Last year, I got really into going through old newspapers and yearbooks. It started as a blog I was writing for our student newspaper here at Pitt, digging through old issues of the newspaper and retelling some of the stories I found there. Now I’m getting the chance to do a larger version of a similar project — researching World War II-era college newspapers through a Brackenridge Fellowship. I’m looking at newspapers from across Pennsylvania during the early 40s and how they covered the war, specifically looking at the uptick in the number of women running them. Women across the country were stepping into the workforce while men went off to the war, Rosie the Riveter-style, and the same thing was happening on college campuses, where female students started to outnumber male ones for the first time in history.

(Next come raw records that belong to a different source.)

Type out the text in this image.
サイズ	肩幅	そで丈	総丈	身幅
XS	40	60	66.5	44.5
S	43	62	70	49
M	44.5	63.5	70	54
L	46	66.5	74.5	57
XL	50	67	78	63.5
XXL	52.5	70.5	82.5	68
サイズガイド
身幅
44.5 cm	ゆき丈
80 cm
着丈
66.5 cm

Like other Brackenridge fellows, I’ll be writing several blog posts about my project over the course of the summer, so this one is just an introduction: Hi! I’m Emily Wolfe, I’m a rising junior at Pitt, and I’m really, really excited to be doing the Brackenridge fellowship this summer. I’m a fiction writing and religious studies major with a French minor, so this project doesn’t align perfectly with the things I’m studying in class — which is one of the things I like about the Brackenridge, and about the Honors College in general. But even though this particular research project is about history and gender, it’s about writing as well: This kind of archival research is really about storytelling for me, and I’m hoping to be able to turn the research I do this summer into an engaging piece of writing at the end of the summer; possibly fiction, possibly nonfiction. 

The advisor at Pitt’s student paper, Harry Kloman, who’s also my faculty advisor for this project, likes to repeat this quote about how journalism is the “first rough draft of history.” I love reading old college newspapers because I can drop into a very specific moment in history and see how people my age were thinking about it as it happened. I like reading through old articles, laughing and wincing at how things have changed, or, sometimes, at how they’ve stayed the same. It feels different at this particular moment, doing this research during the most significant historical event I’ve lived through. In 1941, the students putting together the newspapers I’m looking at knew they were living through something that would change the world forever, but they didn’t know how things would change. The same is true right now.